Reduction of vertical abnormal vibration in carbodies of low-floor railway trains by using a dynamic vibration absorber

Abstract

A field test on the dynamic performance of a 100% low-floor railway train with five cars was conducted, and a vertical vibration at around 8 Hz was mainly studied for the background of the research. The vibration around 8 Hz, defined as the abnormal vertical vibration, was proved to be due to the pitching motion of the carbodies, which significantly affected the dynamic performance of the vehicle with a maximum increase of 0.309 in the vertical Sperling index. The dynamic vibration absorber theory was applied to reduce the abnormal vibration of carbodies to around 8 Hz by building a vertical mathematic model and a three-dimensional dynamical simulation model. The results of the theoretical analysis show that the stiffness of the articulated device between carbodies is the reason for the pitching motions at around 8 Hz, and the stiffness significantly affects the main frequency of the vertical vibration of carbodies. What’s more, the application of dynamic vibration absorber theory on low-floor railway trains can reduce the vertical abnormal vibration effectively.
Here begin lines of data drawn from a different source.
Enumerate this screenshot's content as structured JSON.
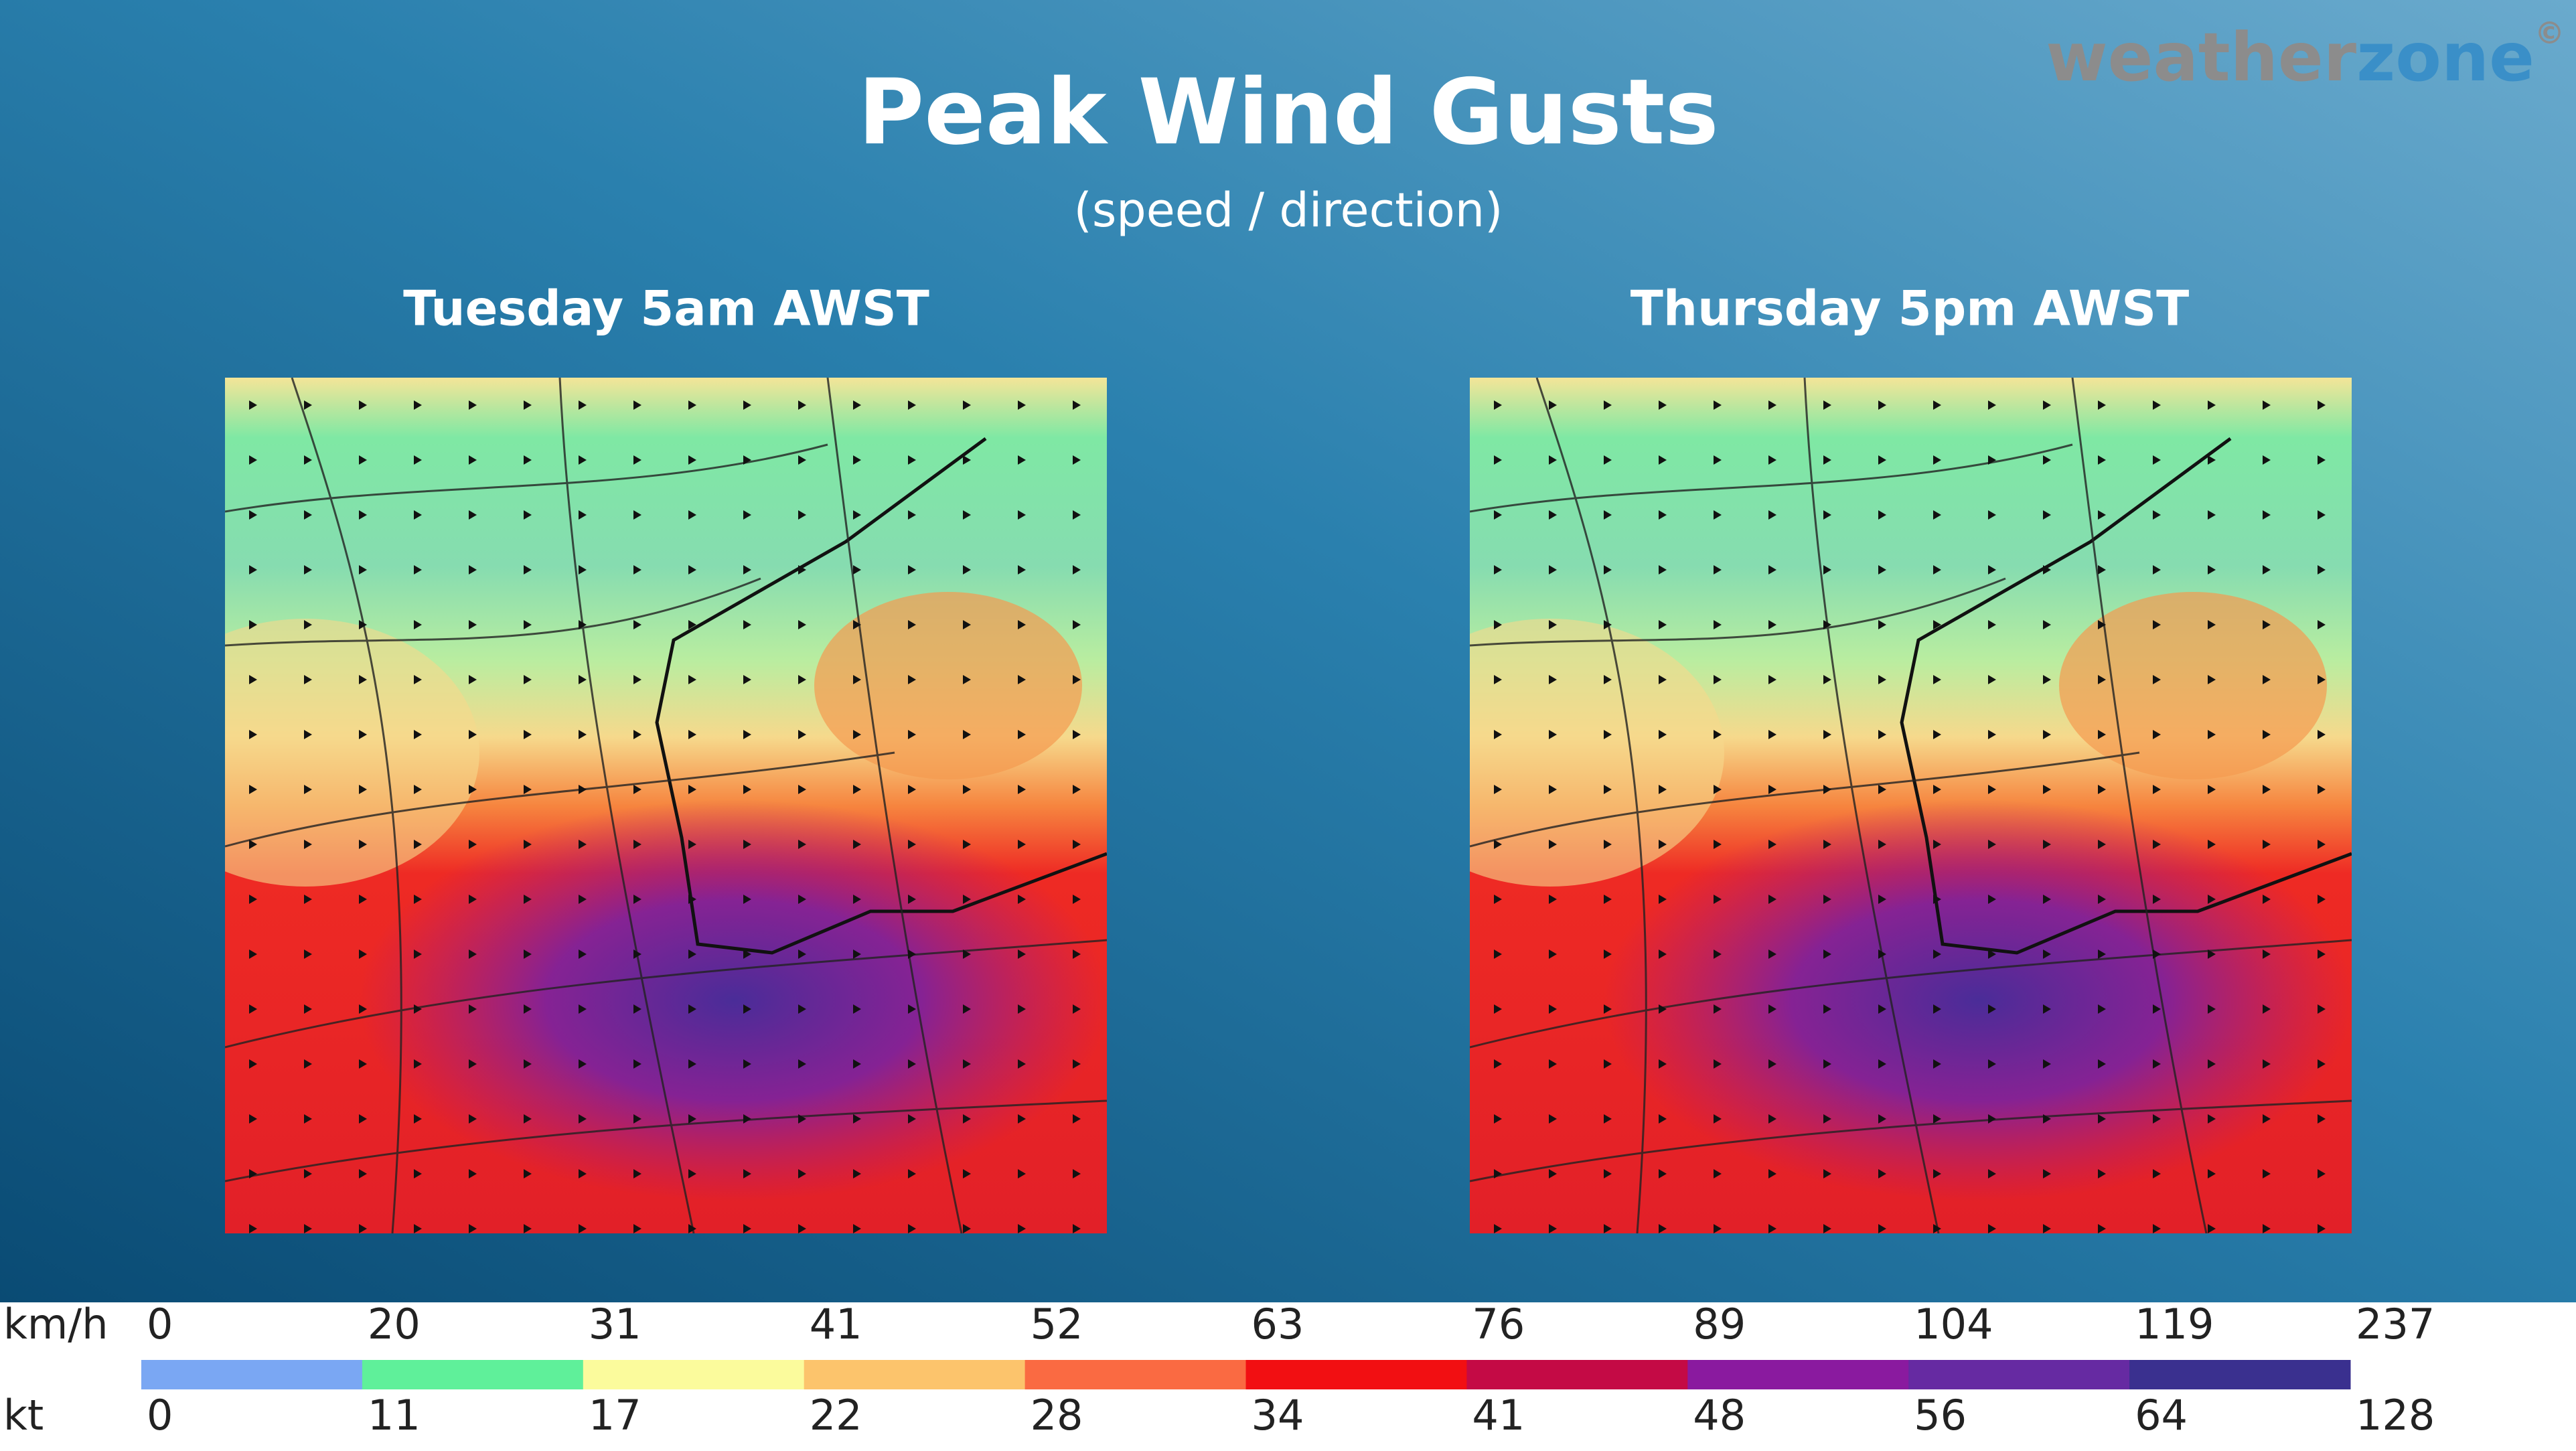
{
  "header": {
    "title": "Peak Wind Gusts",
    "subtitle": "(speed / direction)",
    "brand": {
      "word1": "weather",
      "word2": "zone",
      "symbol": "©"
    }
  },
  "panels": [
    {
      "label": "Tuesday 5am AWST"
    },
    {
      "label": "Thursday 5pm AWST"
    }
  ],
  "legend": {
    "units": [
      "km/h",
      "kt"
    ],
    "kmh": [
      0,
      20,
      31,
      41,
      52,
      63,
      76,
      89,
      104,
      119,
      237
    ],
    "kt": [
      0,
      11,
      17,
      22,
      28,
      34,
      41,
      48,
      56,
      64,
      128
    ],
    "colors": [
      "#7aa7f3",
      "#5ff09a",
      "#fbfb9c",
      "#fcc46c",
      "#fa6a42",
      "#f20f12",
      "#c40a45",
      "#8a1a9f",
      "#662aa2",
      "#3a308f"
    ]
  }
}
Yet, reasonable suspension parameters are needed; otherwise, the vibration of carbodies, including the mass ratio, the suspension frequency, the damping ratio, and the suspended location would be aggravated. Optimal suspension parameters of the dynamic vibration absorber system were used in the simulation model, and the result shows a good agreement with the numerical results; the attached dynamic vibration absorber system on carbodies significantly reduces the vibration of carbodies at around 8 Hz. However, it should be noted that the dynamic vibration absorber is only effective at high-speed stage (beyond 40 km/h) where the pitching motion of carbodies is obvious; this conclusion is consistent with the results of the field test.